Published 1st February 2019
Teaching Young Learners can be challenging, even if you love children! They are so full of energy and often they won’t sit still. No matter how hard you try they will fidget in their seats, stand up and walk around the class and chat with their neighbour so much so that it can be impossible to get through your lesson. The key to dealing with the high energy of young students is to keep them interested. This means changing the tempo of your lessons at regular intervals and keeping them active. You can do this by using brain breaks.
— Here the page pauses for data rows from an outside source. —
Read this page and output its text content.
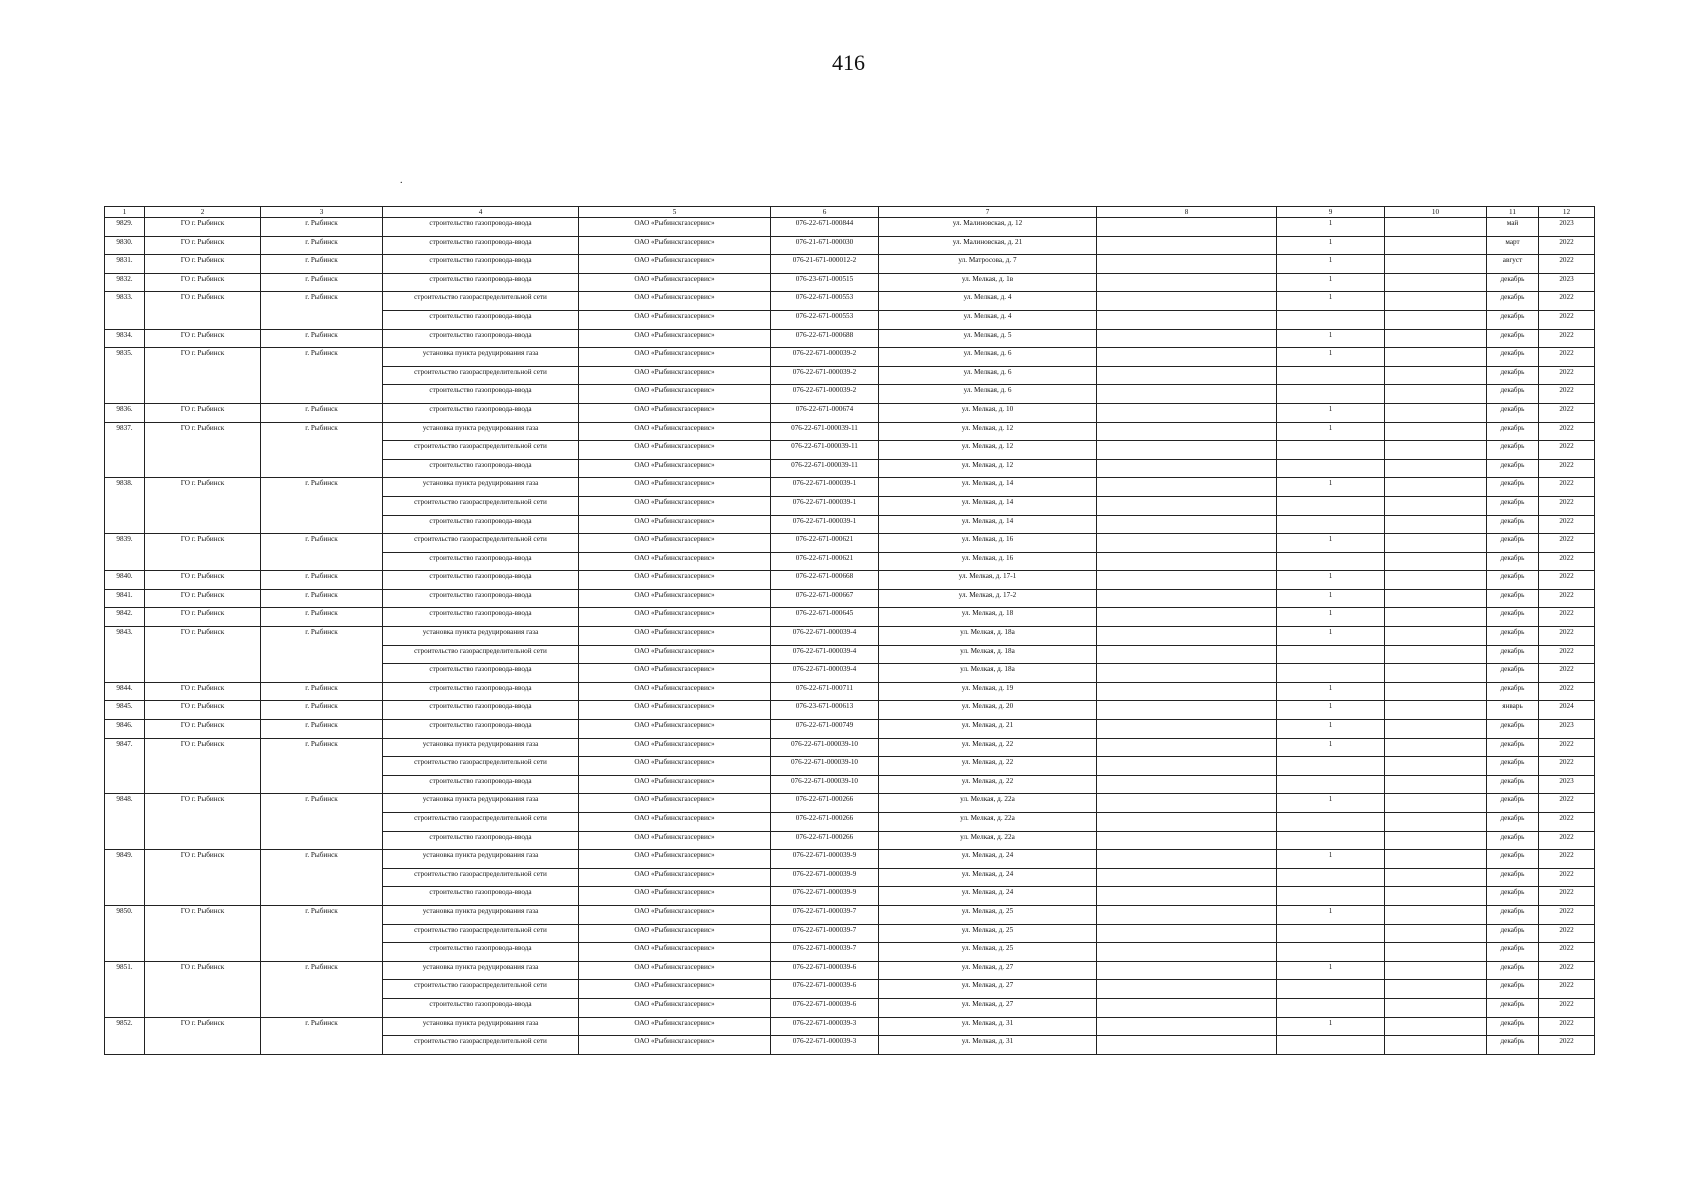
416
.
1	2	3	4	5	6	7	8	9	10	11	12
9829.	ГО г. Рыбинск	г. Рыбинск	строительство газопровода-ввода	ОАО «Рыбинскгазсервис»	076-22-671-000844	ул. Малиновская, д. 12		1		май	2023
9830.	ГО г. Рыбинск	г. Рыбинск	строительство газопровода-ввода	ОАО «Рыбинскгазсервис»	076-21-671-000030	ул. Малиновская, д. 21		1		март	2022
9831.	ГО г. Рыбинск	г. Рыбинск	строительство газопровода-ввода	ОАО «Рыбинскгазсервис»	076-21-671-000012-2	ул. Матросова, д. 7		1		август	2022
9832.	ГО г. Рыбинск	г. Рыбинск	строительство газопровода-ввода	ОАО «Рыбинскгазсервис»	076-23-671-000515	ул. Мелкая, д. 1в		1		декабрь	2023
9833.	ГО г. Рыбинск	г. Рыбинск	строительство газораспределительной сети	ОАО «Рыбинскгазсервис»	076-22-671-000553	ул. Мелкая, д. 4		1		декабрь	2022
			строительство газопровода-ввода	ОАО «Рыбинскгазсервис»	076-22-671-000553	ул. Мелкая, д. 4				декабрь	2022
9834.	ГО г. Рыбинск	г. Рыбинск	строительство газопровода-ввода	ОАО «Рыбинскгазсервис»	076-22-671-000688	ул. Мелкая, д. 5		1		декабрь	2022
9835.	ГО г. Рыбинск	г. Рыбинск	установка пункта редуцирования газа	ОАО «Рыбинскгазсервис»	076-22-671-000039-2	ул. Мелкая, д. 6		1		декабрь	2022
			строительство газораспределительной сети	ОАО «Рыбинскгазсервис»	076-22-671-000039-2	ул. Мелкая, д. 6				декабрь	2022
			строительство газопровода-ввода	ОАО «Рыбинскгазсервис»	076-22-671-000039-2	ул. Мелкая, д. 6				декабрь	2022
9836.	ГО г. Рыбинск	г. Рыбинск	строительство газопровода-ввода	ОАО «Рыбинскгазсервис»	076-22-671-000674	ул. Мелкая, д. 10		1		декабрь	2022
9837.	ГО г. Рыбинск	г. Рыбинск	установка пункта редуцирования газа	ОАО «Рыбинскгазсервис»	076-22-671-000039-11	ул. Мелкая, д. 12		1		декабрь	2022
			строительство газораспределительной сети	ОАО «Рыбинскгазсервис»	076-22-671-000039-11	ул. Мелкая, д. 12				декабрь	2022
			строительство газопровода-ввода	ОАО «Рыбинскгазсервис»	076-22-671-000039-11	ул. Мелкая, д. 12				декабрь	2022
9838.	ГО г. Рыбинск	г. Рыбинск	установка пункта редуцирования газа	ОАО «Рыбинскгазсервис»	076-22-671-000039-1	ул. Мелкая, д. 14		1		декабрь	2022
			строительство газораспределительной сети	ОАО «Рыбинскгазсервис»	076-22-671-000039-1	ул. Мелкая, д. 14				декабрь	2022
			строительство газопровода-ввода	ОАО «Рыбинскгазсервис»	076-22-671-000039-1	ул. Мелкая, д. 14				декабрь	2022
9839.	ГО г. Рыбинск	г. Рыбинск	строительство газораспределительной сети	ОАО «Рыбинскгазсервис»	076-22-671-000621	ул. Мелкая, д. 16		1		декабрь	2022
			строительство газопровода-ввода	ОАО «Рыбинскгазсервис»	076-22-671-000621	ул. Мелкая, д. 16				декабрь	2022
9840.	ГО г. Рыбинск	г. Рыбинск	строительство газопровода-ввода	ОАО «Рыбинскгазсервис»	076-22-671-000668	ул. Мелкая, д. 17-1		1		декабрь	2022
9841.	ГО г. Рыбинск	г. Рыбинск	строительство газопровода-ввода	ОАО «Рыбинскгазсервис»	076-22-671-000667	ул. Мелкая, д. 17-2		1		декабрь	2022
9842.	ГО г. Рыбинск	г. Рыбинск	строительство газопровода-ввода	ОАО «Рыбинскгазсервис»	076-22-671-000645	ул. Мелкая, д. 18		1		декабрь	2022
9843.	ГО г. Рыбинск	г. Рыбинск	установка пункта редуцирования газа	ОАО «Рыбинскгазсервис»	076-22-671-000039-4	ул. Мелкая, д. 18а		1		декабрь	2022
			строительство газораспределительной сети	ОАО «Рыбинскгазсервис»	076-22-671-000039-4	ул. Мелкая, д. 18а				декабрь	2022
			строительство газопровода-ввода	ОАО «Рыбинскгазсервис»	076-22-671-000039-4	ул. Мелкая, д. 18а				декабрь	2022
9844.	ГО г. Рыбинск	г. Рыбинск	строительство газопровода-ввода	ОАО «Рыбинскгазсервис»	076-22-671-000711	ул. Мелкая, д. 19		1		декабрь	2022
9845.	ГО г. Рыбинск	г. Рыбинск	строительство газопровода-ввода	ОАО «Рыбинскгазсервис»	076-23-671-000613	ул. Мелкая, д. 20		1		январь	2024
9846.	ГО г. Рыбинск	г. Рыбинск	строительство газопровода-ввода	ОАО «Рыбинскгазсервис»	076-22-671-000749	ул. Мелкая, д. 21		1		декабрь	2023
9847.	ГО г. Рыбинск	г. Рыбинск	установка пункта редуцирования газа	ОАО «Рыбинскгазсервис»	076-22-671-000039-10	ул. Мелкая, д. 22		1		декабрь	2022
			строительство газораспределительной сети	ОАО «Рыбинскгазсервис»	076-22-671-000039-10	ул. Мелкая, д. 22				декабрь	2022
			строительство газопровода-ввода	ОАО «Рыбинскгазсервис»	076-22-671-000039-10	ул. Мелкая, д. 22				декабрь	2023
9848.	ГО г. Рыбинск	г. Рыбинск	установка пункта редуцирования газа	ОАО «Рыбинскгазсервис»	076-22-671-000266	ул. Мелкая, д. 22а		1		декабрь	2022
			строительство газораспределительной сети	ОАО «Рыбинскгазсервис»	076-22-671-000266	ул. Мелкая, д. 22а				декабрь	2022
			строительство газопровода-ввода	ОАО «Рыбинскгазсервис»	076-22-671-000266	ул. Мелкая, д. 22а				декабрь	2022
9849.	ГО г. Рыбинск	г. Рыбинск	установка пункта редуцирования газа	ОАО «Рыбинскгазсервис»	076-22-671-000039-9	ул. Мелкая, д. 24		1		декабрь	2022
			строительство газораспределительной сети	ОАО «Рыбинскгазсервис»	076-22-671-000039-9	ул. Мелкая, д. 24				декабрь	2022
			строительство газопровода-ввода	ОАО «Рыбинскгазсервис»	076-22-671-000039-9	ул. Мелкая, д. 24				декабрь	2022
9850.	ГО г. Рыбинск	г. Рыбинск	установка пункта редуцирования газа	ОАО «Рыбинскгазсервис»	076-22-671-000039-7	ул. Мелкая, д. 25		1		декабрь	2022
			строительство газораспределительной сети	ОАО «Рыбинскгазсервис»	076-22-671-000039-7	ул. Мелкая, д. 25				декабрь	2022
			строительство газопровода-ввода	ОАО «Рыбинскгазсервис»	076-22-671-000039-7	ул. Мелкая, д. 25				декабрь	2022
9851.	ГО г. Рыбинск	г. Рыбинск	установка пункта редуцирования газа	ОАО «Рыбинскгазсервис»	076-22-671-000039-6	ул. Мелкая, д. 27		1		декабрь	2022
			строительство газораспределительной сети	ОАО «Рыбинскгазсервис»	076-22-671-000039-6	ул. Мелкая, д. 27				декабрь	2022
			строительство газопровода-ввода	ОАО «Рыбинскгазсервис»	076-22-671-000039-6	ул. Мелкая, д. 27				декабрь	2022
9852.	ГО г. Рыбинск	г. Рыбинск	установка пункта редуцирования газа	ОАО «Рыбинскгазсервис»	076-22-671-000039-3	ул. Мелкая, д. 31		1		декабрь	2022
			строительство газораспределительной сети	ОАО «Рыбинскгазсервис»	076-22-671-000039-3	ул. Мелкая, д. 31				декабрь	2022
Brain breaks are short activities which get your students out of their chairs and moving. They help the students change focus for a few minutes and get rid of some energy. If you see your students losing concentration, stop the activity and do a brain break for a few minutes. When you are finished they should be able to sit down and concentrate again.
Here are a few of our favourite brain breaks for Young Learners.
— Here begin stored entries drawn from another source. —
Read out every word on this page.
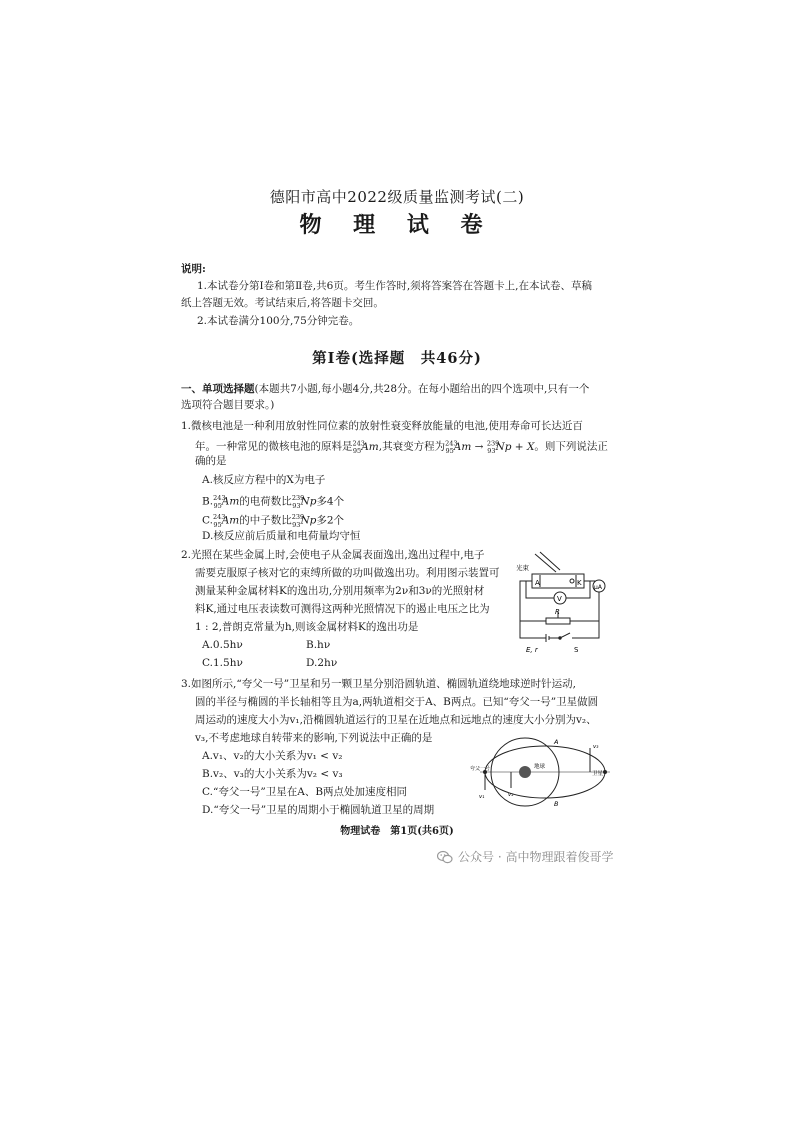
德阳市高中2022级质量监测考试(二)
物 理 试 卷
说明:
1.本试卷分第Ⅰ卷和第Ⅱ卷,共6页。考生作答时,须将答案答在答题卡上,在本试卷、草稿
纸上答题无效。考试结束后,将答题卡交回。
2.本试卷满分100分,75分钟完卷。
第Ⅰ卷(选择题　共46分)
一、单项选择题(本题共7小题,每小题4分,共28分。在每小题给出的四个选项中,只有一个
选项符合题目要求。)
1.微核电池是一种利用放射性同位素的放射性衰变释放能量的电池,使用寿命可长达近百
年。一种常见的微核电池的原料是$^{243}_{95}$Am,其衰变方程为$^{243}_{95}$Am → $^{239}_{93}$Np + X。则下列说法正
确的是
A.核反应方程中的X为电子
B.$^{243}_{95}$Am的电荷数比$^{239}_{93}$Np多4个
C.$^{243}_{95}$Am的中子数比$^{239}_{93}$Np多2个
D.核反应前后质量和电荷量均守恒
2.光照在某些金属上时,会使电子从金属表面逸出,逸出过程中,电子
需要克服原子核对它的束缚所做的功叫做逸出功。利用图示装置可
测量某种金属材料K的逸出功,分别用频率为2ν和3ν的光照射材
料K,通过电压表读数可测得这两种光照情况下的遏止电压之比为
1 : 2,普朗克常量为h,则该金属材料K的逸出功是
A.0.5hν	B.hν
C.1.5hν	D.2hν
光束
A	K
V
μA
R
E, r	S
3.如图所示,“夸父一号”卫星和另一颗卫星分别沿圆轨道、椭圆轨道绕地球逆时针运动,
圆的半径与椭圆的半长轴相等且为a,两轨道相交于A、B两点。已知“夸父一号”卫星做圆
周运动的速度大小为v₁,沿椭圆轨道运行的卫星在近地点和远地点的速度大小分别为v₂、
v₃,不考虑地球自转带来的影响,下列说法中正确的是
A.v₁、v₂的大小关系为v₁ < v₂
B.v₂、v₃的大小关系为v₂ < v₃
C.“夸父一号”卫星在A、B两点处加速度相同
D.“夸父一号”卫星的周期小于椭圆轨道卫星的周期
A
B
地球
卫星
夸父一号
v₁	v₂
v₃
物理试卷　第1页(共6页)
公众号 · 高中物理跟着俊哥学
The teacher instructs the students to do five actions, with the first action being done five times, the second four times, the third three times and so on. For example, five star jumps, four hops, three claps, two hi-fives and touch your toes.
The students walk around the classroom, mingling. The teacher calls out a number and the students must form a group consisting of that number of students as quickly as possible.
The teacher plays music and the students must dance around the classroom. The teacher stops the music at a random time and the students must freeze in whatever dance move position they are in. The teacher can walk around the classroom and try to make them move by making them laugh.
The teacher gives the students an instruction. If the teacher starts the instruction by saying “Simon says” then the students must do the action. If the teacher does not say “Simon says” they mustn’t do the action.
The teacher calls out an object which can be found somewhere in the classroom and the students must run to touch it. A word of warning: use objects which can be accessed by many students at the same time – for example, curtains, wall, door, desk, book. If you choose a singular object there may be a stampede!
Throw a ball to a student who must throw it to another student without hesitation. In other words, the ball should always be in the air. After a few minutes introduce a second ball, and a third.